Пока он говорил, изнемогавшая от усталости Женни не отрывала от него глаз. Голос Жака обволакивал её, словно знакомая и ласкающая музыка. Казалось, что она внимательно следит за его словами, но в действительности она была слишком утомлена, чтобы слушать. Она жадно рассматривала лицо Жака, рот на этом лице, и её взгляд, устремлённый на эти изогнутые губы, линия которых то выпрямлялась, то сокращалась, словно какое-то изумительное живое существо, доставлял ей физическое ощущение близости. Вспоминая ночь, проведённую в его объятиях, она замирала от ожидания. «Уйдём, — думала она. — Чего он ждёт? Скорее… Пойдём домой… Какое нам дело до всего остального?»
Кадье перебегавший от группы к группе и сыпавший новостями, подошёл к ним.
— Мы только что обратились в министерство внутренних дел с просьбой дать Мюллеру возможность переговорить по телефону с Берлином. Безуспешно: сообщение прервано. Слишком поздно! И тут и там осадное положение…
— Это было, пожалуй, последним шансом, — прошептал Жак, наклоняясь к Женни.
Кадье услышал его и насмешливо спросил:
— Шансом на что?
— На выступление пролетариата! Международное выступление!
Кадье странно улыбнулся.
— Международное? — повторил он. — Но, дорогой мой, будем реалистами: начиная с сегодняшнего дня международна не борьба за мир, международна — война!
Что это было — выпад отчаяния?

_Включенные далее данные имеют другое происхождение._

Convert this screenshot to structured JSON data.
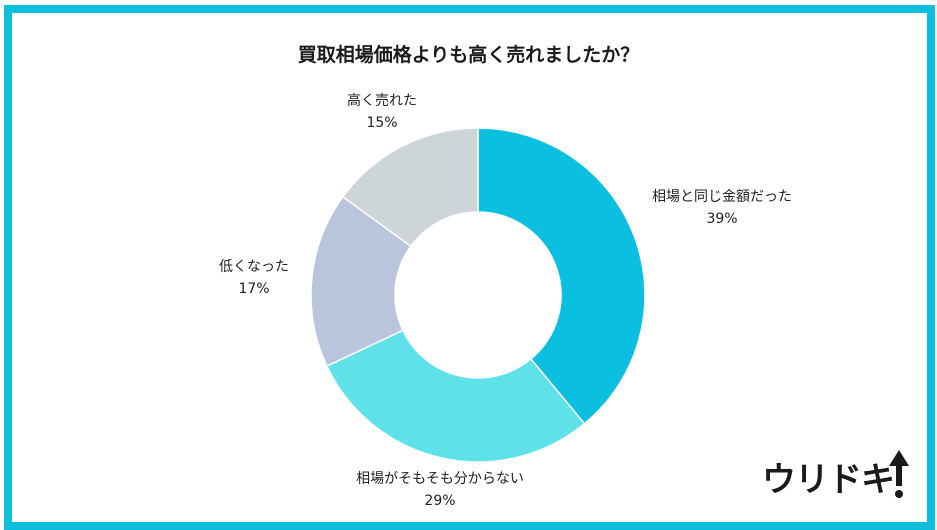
{
  "chart_data": {
    "type": "pie",
    "donut": true,
    "title": "買取相場価格よりも高く売れましたか？",
    "start_angle": "12 o'clock",
    "direction": "clockwise",
    "slices": [
      {
        "label": "相場と同じ金額だった",
        "value": 39,
        "display": "39%",
        "color": "#0bbfe0"
      },
      {
        "label": "相場がそもそも分からない",
        "value": 29,
        "display": "29%",
        "color": "#5ee1e8"
      },
      {
        "label": "低くなった",
        "value": 17,
        "display": "17%",
        "color": "#b9c5dd"
      },
      {
        "label": "高く売れた",
        "value": 15,
        "display": "15%",
        "color": "#cdd5d8"
      }
    ]
  },
  "frame_color": "#0cbfdc",
  "logo": {
    "text": "ウリドキ",
    "icon": "up-arrow-exclamation-icon"
  }
}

Он пожал плечами и скрылся во мраке.
— Он прав, — проворчал Жюмлен. — До ужаса прав. Война налицо. Сегодня вечером — добровольно или нет — мы, социалисты, так же как все французы, находимся в состоянии войны… Наша международная деятельность… да, мы ещё вернёмся к ней, мы возобновим её, но потом. На сегодняшний день пора пацифизма миновала.
— И это говоришь ты, Жюмлен? — вскричал Жак.

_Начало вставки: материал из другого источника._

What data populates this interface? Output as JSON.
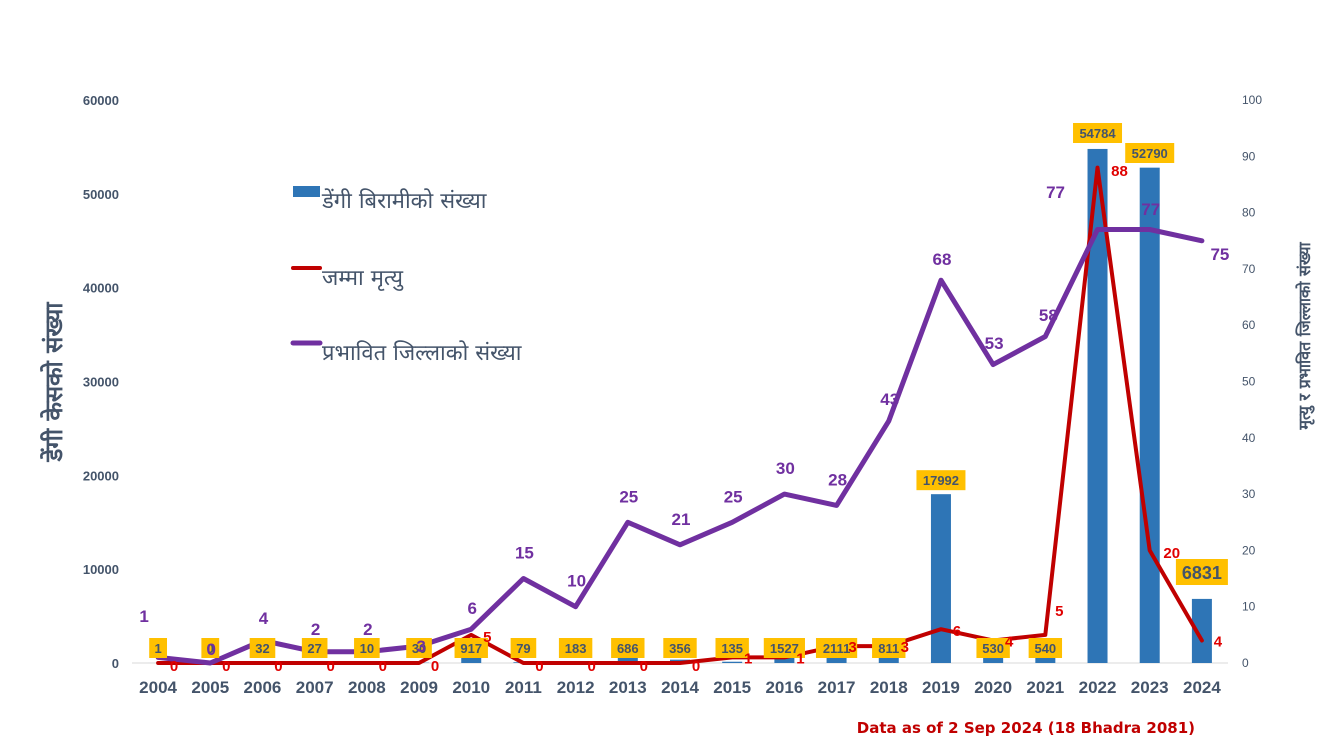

— Да! Появился новый фактор: война налицо. Для меня этот фактор изменил всё. И наша роль — роль социалистов — представляется мне вполне ясной: мы не должны тормозить деятельность правительства!
Жак посмотрел на него в оцепенении.
— Значит, ты соглашаешься быть солдатом?
— Разумеется. Заявляю тебе, что во вторник гражданин Жюмлен станет самым обыкновенным рядовым второго разряда двести тридцать девятого запасного полка в Руане!
Жак опустил глаза и ничего не ответил.
Рабб положил руку ему на плечо.
— Не строй из себя большего упрямца, чем ты есть на деле… Если сегодня ты ещё не думаешь так же, как он, то ты придёшь к этому завтра… Это бесспорно. Дело Франции есть дело демократии. И мы, социалисты, обязаны первыми защищать демократию от вторжения соседей-империалистов!
— Значит, и ты тоже?
— Я? Не будь я так стар, я пошёл бы добровольцем… Впрочем, я попытаюсь. Может быть, моя старая шкура ещё на что-нибудь пригодится… Что ты так смотришь на меня? Я не переменил своих убеждений. Я твёрдо надеюсь дожить до такого дня, когда можно будет возобновить борьбу с милитаризмом. Я остаюсь его заклятым врагом! Но в настоящий момент — без глупостей: милитаризм уже не то, чем он был вчера. Милитаризм сегодня — это спасение Франции, и даже больше: спасение демократии, которой грозит опасность. Вот почему я втягиваю свои когти. И готов сделать то же, что товарищи: взять винтовку и защищать страну. А дальше будет видно!
Он смело выдерживал взгляд Жака. Неопределённая улыбка, смущённая и в то же время горделивая, блуждала на его губах и ещё больше оттеняла притаившуюся в глазах грусть.
— Даже Рабб! — прошептал Жак, отворачиваясь.
Он задыхался.
Он схватил Женни за руку и ушёл с ней, ни с кем не попрощавшись.
У ограды группа оживлённо разговаривавших людей загораживала выход.
В центре, жестикулируя, говорил что-то Пажес, секретарь Галло. Среди окружавших его молодых социалистов Жак увидел знакомые лица: это были Бувье, Эрар, Фужероль, профсоюзный работник Латур, Одель и Шардан — сотрудники «Юма».
Пажес заметил Жака и кивнул ему.
— Знаешь новость? Телеграмма из Петербурга: сегодня вечером Германия объявила войну России.